Year by year the cities spread, the woods and wild places narrow, yet life holds on. The fox trots free across my small farm, and helps himself successfully from the poultry of my careful raising.

Nature--man-nature--has been hard on the little brute--to save him! His face has grown long from much experience, and deep-lined with wisdom. He seems a normal part of civilization; he literally passes in and out of the city gates, roams at large through my town, and dens within the limits of my farm. Enduring, determined, resourceful, quick-witted, soft-footed, he holds out against a pack of enemies that keep continually at his heels, and runs in his race the race of all life, winning for all life, with our help, a long lease yet upon the earth.
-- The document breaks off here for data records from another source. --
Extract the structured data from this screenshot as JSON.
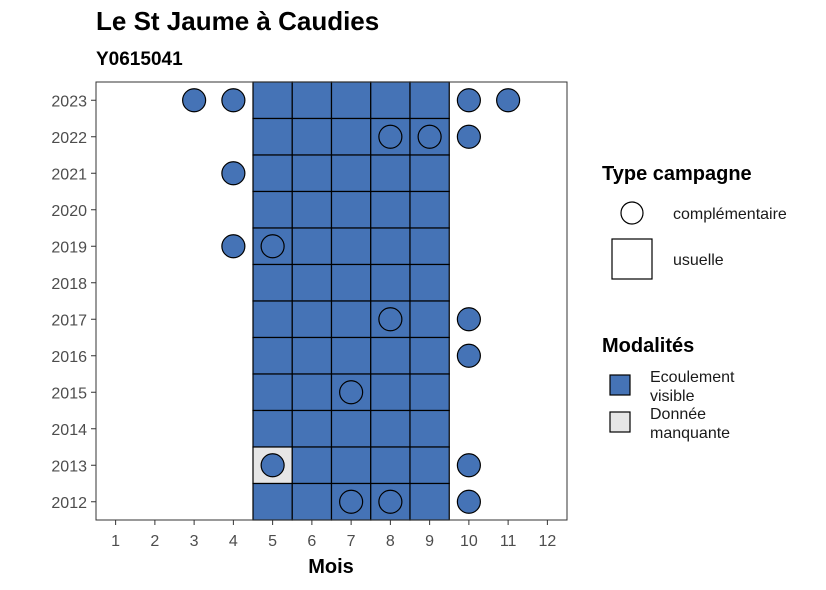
{
  "chart_data": {
    "type": "heatmap",
    "title": "Le St Jaume à Caudies",
    "subtitle": "Y0615041",
    "xlabel": "Mois",
    "ylabel": "",
    "x_ticks": [
      1,
      2,
      3,
      4,
      5,
      6,
      7,
      8,
      9,
      10,
      11,
      12
    ],
    "y_ticks": [
      2012,
      2013,
      2014,
      2015,
      2016,
      2017,
      2018,
      2019,
      2020,
      2021,
      2022,
      2023
    ],
    "xlim": [
      0.5,
      12.5
    ],
    "ylim": [
      2011.5,
      2023.5
    ],
    "grid": false,
    "legend_position": "right",
    "colors": {
      "ecoulement_visible": "#4573B6",
      "donnee_manquante": "#E6E6E6",
      "outline": "#000000"
    },
    "legends": {
      "type_campagne": {
        "title": "Type campagne",
        "items": [
          {
            "shape": "circle",
            "label": "complémentaire"
          },
          {
            "shape": "square",
            "label": "usuelle"
          }
        ]
      },
      "modalites": {
        "title": "Modalités",
        "items": [
          {
            "key": "ecoulement_visible",
            "label_lines": [
              "Ecoulement",
              "visible"
            ]
          },
          {
            "key": "donnee_manquante",
            "label_lines": [
              "Donnée",
              "manquante"
            ]
          }
        ]
      }
    },
    "usuelle": [
      {
        "year": 2023,
        "months": [
          5,
          6,
          7,
          8,
          9
        ],
        "modalite": "ecoulement_visible"
      },
      {
        "year": 2022,
        "months": [
          5,
          6,
          7,
          8,
          9
        ],
        "modalite": "ecoulement_visible"
      },
      {
        "year": 2021,
        "months": [
          5,
          6,
          7,
          8,
          9
        ],
        "modalite": "ecoulement_visible"
      },
      {
        "year": 2020,
        "months": [
          5,
          6,
          7,
          8,
          9
        ],
        "modalite": "ecoulement_visible"
      },
      {
        "year": 2019,
        "months": [
          5,
          6,
          7,
          8,
          9
        ],
        "modalite": "ecoulement_visible"
      },
      {
        "year": 2018,
        "months": [
          5,
          6,
          7,
          8,
          9
        ],
        "modalite": "ecoulement_visible"
      },
      {
        "year": 2017,
        "months": [
          5,
          6,
          7,
          8,
          9
        ],
        "modalite": "ecoulement_visible"
      },
      {
        "year": 2016,
        "months": [
          5,
          6,
          7,
          8,
          9
        ],
        "modalite": "ecoulement_visible"
      },
      {
        "year": 2015,
        "months": [
          5,
          6,
          7,
          8,
          9
        ],
        "modalite": "ecoulement_visible"
      },
      {
        "year": 2014,
        "months": [
          5,
          6,
          7,
          8,
          9
        ],
        "modalite": "ecoulement_visible"
      },
      {
        "year": 2013,
        "months": [
          5
        ],
        "modalite": "donnee_manquante"
      },
      {
        "year": 2013,
        "months": [
          6,
          7,
          8,
          9
        ],
        "modalite": "ecoulement_visible"
      },
      {
        "year": 2012,
        "months": [
          5,
          6,
          7,
          8,
          9
        ],
        "modalite": "ecoulement_visible"
      }
    ],
    "complementaire": [
      {
        "year": 2023,
        "month": 3,
        "modalite": "ecoulement_visible"
      },
      {
        "year": 2023,
        "month": 4,
        "modalite": "ecoulement_visible"
      },
      {
        "year": 2023,
        "month": 10,
        "modalite": "ecoulement_visible"
      },
      {
        "year": 2023,
        "month": 11,
        "modalite": "ecoulement_visible"
      },
      {
        "year": 2022,
        "month": 8,
        "modalite": "ecoulement_visible"
      },
      {
        "year": 2022,
        "month": 9,
        "modalite": "ecoulement_visible"
      },
      {
        "year": 2022,
        "month": 10,
        "modalite": "ecoulement_visible"
      },
      {
        "year": 2021,
        "month": 4,
        "modalite": "ecoulement_visible"
      },
      {
        "year": 2019,
        "month": 4,
        "modalite": "ecoulement_visible"
      },
      {
        "year": 2019,
        "month": 5,
        "modalite": "ecoulement_visible"
      },
      {
        "year": 2017,
        "month": 8,
        "modalite": "ecoulement_visible"
      },
      {
        "year": 2017,
        "month": 10,
        "modalite": "ecoulement_visible"
      },
      {
        "year": 2016,
        "month": 10,
        "modalite": "ecoulement_visible"
      },
      {
        "year": 2015,
        "month": 7,
        "modalite": "ecoulement_visible"
      },
      {
        "year": 2013,
        "month": 5,
        "modalite": "ecoulement_visible"
      },
      {
        "year": 2013,
        "month": 10,
        "modalite": "ecoulement_visible"
      },
      {
        "year": 2012,
        "month": 7,
        "modalite": "ecoulement_visible"
      },
      {
        "year": 2012,
        "month": 8,
        "modalite": "ecoulement_visible"
      },
      {
        "year": 2012,
        "month": 10,
        "modalite": "ecoulement_visible"
      }
    ]
  }
}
For here is Reynard sitting upon a knoll in the road, watching me tear down upon him in a thirty-horse-power motor-car. He steps into the bushes to let me pass, then comes back to the road and trots upon his four adequate legs back to the farm to see if I left the gate of the henyard open.

There is no sight of Nature more heartening to me than this glimpse of the fox; no thought of Nature more reassuring than the thought of the way Reynard holds his own--of the long-drawn, dogged fight that Nature will put up when cornered and finally driven to bay. The globe is too small for her eternally to hold out against man; but with the help of man, and then in spite of man, she will fight so good a fight that not for years yet need another animal form perish from the earth.

If I am assuming too much authority, it is because, here in the remoteness of my small woods where I can see at night the lights of the distant city, I have personally taken a heartless hand in this determined attempt to exterminate the fox. No, I do not raise fancy chickens in order to feed him. On the contrary, much as I love to see him, I keep a double-barreled gun against his coming. He knows it, and comes just the same. At least the gun does not keep him away. My neighbors have dogs, but they do not keep him away. Guns, dogs, traps, poison--nothing can keep the foxes away.